This isn't the first time the Constitution has been invoked by a social movement. Abolitionists, feminists, Dixiecrats and the civil rights movement have all appealed to the Constitution, says Akhil Amar, who teaches law and political science at Yale.
"Dr. Martin Luther King actually says, 'I'm here to redeem the Constitution, it actually does say equal, and we're not doing equal,' " Amar says. "And now we're seeing a populist movement on the right, and both of them are claiming a constitutional legacy."
But these days, says Amar, the grass-roots debate over the true meaning of the Constitution is a little one-sided. "I think it's a mistake for folks on the left to concede the Constitution rather than claim it as their rightful inheritance," he says. "If one side is claiming it, and the other side is not, I think that the side that claims it has a huge advantage in the culture wars."
King's exact words, in the "I Have a Dream" speech:
In a sense we have come to our nation's capital to cash a check.
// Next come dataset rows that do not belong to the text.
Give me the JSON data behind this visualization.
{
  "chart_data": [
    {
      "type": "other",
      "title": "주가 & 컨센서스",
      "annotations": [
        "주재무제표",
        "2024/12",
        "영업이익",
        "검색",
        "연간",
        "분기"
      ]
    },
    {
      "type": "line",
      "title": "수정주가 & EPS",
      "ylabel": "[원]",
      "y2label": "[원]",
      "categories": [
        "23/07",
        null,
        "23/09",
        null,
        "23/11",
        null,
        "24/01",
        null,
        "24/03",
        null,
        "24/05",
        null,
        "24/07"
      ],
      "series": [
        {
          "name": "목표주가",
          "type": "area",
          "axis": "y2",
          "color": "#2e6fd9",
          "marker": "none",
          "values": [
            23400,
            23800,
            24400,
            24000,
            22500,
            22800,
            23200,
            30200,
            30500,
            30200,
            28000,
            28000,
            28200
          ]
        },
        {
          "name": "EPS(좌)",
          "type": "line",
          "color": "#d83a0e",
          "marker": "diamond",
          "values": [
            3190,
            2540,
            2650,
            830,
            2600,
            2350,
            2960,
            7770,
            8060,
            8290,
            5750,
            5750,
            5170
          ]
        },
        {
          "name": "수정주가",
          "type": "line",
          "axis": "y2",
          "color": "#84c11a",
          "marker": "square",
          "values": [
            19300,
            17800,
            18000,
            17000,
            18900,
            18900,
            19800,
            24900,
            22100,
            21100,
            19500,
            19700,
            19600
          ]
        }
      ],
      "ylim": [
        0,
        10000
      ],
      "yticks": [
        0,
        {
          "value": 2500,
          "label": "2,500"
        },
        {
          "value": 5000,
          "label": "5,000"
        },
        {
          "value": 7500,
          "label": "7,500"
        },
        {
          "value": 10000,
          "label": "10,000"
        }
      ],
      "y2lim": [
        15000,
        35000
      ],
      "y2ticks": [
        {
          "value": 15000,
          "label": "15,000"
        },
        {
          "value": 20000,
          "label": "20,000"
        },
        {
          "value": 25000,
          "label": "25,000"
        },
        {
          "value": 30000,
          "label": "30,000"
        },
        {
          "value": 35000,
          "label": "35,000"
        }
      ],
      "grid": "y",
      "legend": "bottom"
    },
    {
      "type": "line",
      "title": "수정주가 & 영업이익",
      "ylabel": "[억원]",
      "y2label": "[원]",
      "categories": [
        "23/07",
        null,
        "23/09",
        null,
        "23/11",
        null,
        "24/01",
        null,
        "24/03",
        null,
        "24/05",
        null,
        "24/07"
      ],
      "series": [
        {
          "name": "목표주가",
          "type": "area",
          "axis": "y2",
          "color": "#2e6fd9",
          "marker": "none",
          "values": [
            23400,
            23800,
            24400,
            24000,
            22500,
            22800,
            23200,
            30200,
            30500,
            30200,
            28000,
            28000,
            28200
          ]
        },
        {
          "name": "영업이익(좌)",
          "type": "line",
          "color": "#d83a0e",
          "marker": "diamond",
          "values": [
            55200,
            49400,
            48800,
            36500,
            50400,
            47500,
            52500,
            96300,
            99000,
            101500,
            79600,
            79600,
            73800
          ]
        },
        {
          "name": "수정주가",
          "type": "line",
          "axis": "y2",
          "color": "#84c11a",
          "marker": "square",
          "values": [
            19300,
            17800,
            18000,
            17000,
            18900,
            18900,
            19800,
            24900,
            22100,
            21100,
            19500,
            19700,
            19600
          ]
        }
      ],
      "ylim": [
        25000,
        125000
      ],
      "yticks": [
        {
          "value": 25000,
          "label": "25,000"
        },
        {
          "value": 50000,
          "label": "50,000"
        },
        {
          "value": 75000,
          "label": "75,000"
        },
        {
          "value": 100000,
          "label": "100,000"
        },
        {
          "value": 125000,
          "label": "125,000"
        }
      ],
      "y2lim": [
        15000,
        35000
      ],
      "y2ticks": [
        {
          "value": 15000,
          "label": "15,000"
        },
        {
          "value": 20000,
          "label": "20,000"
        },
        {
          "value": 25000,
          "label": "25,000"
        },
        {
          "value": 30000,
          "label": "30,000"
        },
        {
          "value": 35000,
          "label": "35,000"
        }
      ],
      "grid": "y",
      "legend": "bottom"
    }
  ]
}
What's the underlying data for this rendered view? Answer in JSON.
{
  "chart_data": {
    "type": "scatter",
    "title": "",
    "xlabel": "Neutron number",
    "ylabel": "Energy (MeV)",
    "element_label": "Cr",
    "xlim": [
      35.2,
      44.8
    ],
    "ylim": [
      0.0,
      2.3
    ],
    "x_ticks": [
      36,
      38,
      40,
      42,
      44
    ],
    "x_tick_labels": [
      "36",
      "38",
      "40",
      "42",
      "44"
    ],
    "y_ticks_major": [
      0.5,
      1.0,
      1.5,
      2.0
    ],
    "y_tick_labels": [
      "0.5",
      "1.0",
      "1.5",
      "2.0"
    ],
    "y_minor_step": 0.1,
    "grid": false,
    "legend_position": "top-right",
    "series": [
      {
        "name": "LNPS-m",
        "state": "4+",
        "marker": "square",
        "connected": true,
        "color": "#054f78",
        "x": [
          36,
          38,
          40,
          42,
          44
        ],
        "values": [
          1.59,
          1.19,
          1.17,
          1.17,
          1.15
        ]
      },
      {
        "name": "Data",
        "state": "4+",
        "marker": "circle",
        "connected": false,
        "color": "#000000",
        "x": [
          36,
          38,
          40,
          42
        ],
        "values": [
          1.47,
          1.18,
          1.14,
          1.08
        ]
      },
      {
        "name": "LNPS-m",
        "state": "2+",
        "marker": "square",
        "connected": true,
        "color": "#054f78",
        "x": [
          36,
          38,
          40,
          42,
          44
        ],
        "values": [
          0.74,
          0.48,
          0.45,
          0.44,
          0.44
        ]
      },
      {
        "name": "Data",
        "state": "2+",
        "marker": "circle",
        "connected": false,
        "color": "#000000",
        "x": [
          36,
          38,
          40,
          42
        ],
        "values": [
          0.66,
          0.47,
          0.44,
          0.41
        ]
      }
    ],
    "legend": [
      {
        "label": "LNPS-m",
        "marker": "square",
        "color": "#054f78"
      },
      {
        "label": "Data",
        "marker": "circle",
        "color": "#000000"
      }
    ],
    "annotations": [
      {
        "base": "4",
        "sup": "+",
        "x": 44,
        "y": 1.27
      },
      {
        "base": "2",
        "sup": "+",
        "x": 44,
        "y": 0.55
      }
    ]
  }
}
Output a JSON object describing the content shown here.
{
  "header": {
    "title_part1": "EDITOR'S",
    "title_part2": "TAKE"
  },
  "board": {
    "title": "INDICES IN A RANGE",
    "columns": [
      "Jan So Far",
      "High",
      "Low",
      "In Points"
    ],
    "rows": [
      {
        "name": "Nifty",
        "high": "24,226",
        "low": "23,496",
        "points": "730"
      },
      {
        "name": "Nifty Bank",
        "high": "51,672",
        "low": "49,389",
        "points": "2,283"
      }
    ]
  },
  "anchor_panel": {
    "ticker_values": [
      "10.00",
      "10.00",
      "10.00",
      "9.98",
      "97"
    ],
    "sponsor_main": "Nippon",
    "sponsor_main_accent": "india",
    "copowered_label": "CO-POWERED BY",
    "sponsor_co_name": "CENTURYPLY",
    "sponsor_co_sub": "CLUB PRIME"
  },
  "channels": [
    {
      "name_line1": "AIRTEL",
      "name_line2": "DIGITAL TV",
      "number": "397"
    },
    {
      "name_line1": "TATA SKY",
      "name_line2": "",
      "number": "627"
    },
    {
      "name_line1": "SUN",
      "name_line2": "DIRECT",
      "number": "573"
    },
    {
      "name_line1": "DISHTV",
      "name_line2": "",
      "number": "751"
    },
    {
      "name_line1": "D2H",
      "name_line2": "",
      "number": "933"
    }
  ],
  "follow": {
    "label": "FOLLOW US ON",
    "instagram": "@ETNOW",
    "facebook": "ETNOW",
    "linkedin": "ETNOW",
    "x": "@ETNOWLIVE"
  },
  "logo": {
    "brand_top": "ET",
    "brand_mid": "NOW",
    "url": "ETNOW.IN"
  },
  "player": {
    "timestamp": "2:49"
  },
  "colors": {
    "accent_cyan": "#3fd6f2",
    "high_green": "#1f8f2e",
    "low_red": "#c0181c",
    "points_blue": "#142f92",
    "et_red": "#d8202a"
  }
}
When the architects of our republic wrote the magnificent words of the Constitution and the Declaration of Independence, they were signing a promissory note to which every American was to fall heir. This note was a promise that all men, yes, black men as well as white men, would be guaranteed the unalienable rights of life, liberty, and the pursuit of happiness.
Craig McPherson, a Republican congressional candidate in Kansas who is sympathetic to the tea party movement, invoked those words in a defense of the movement.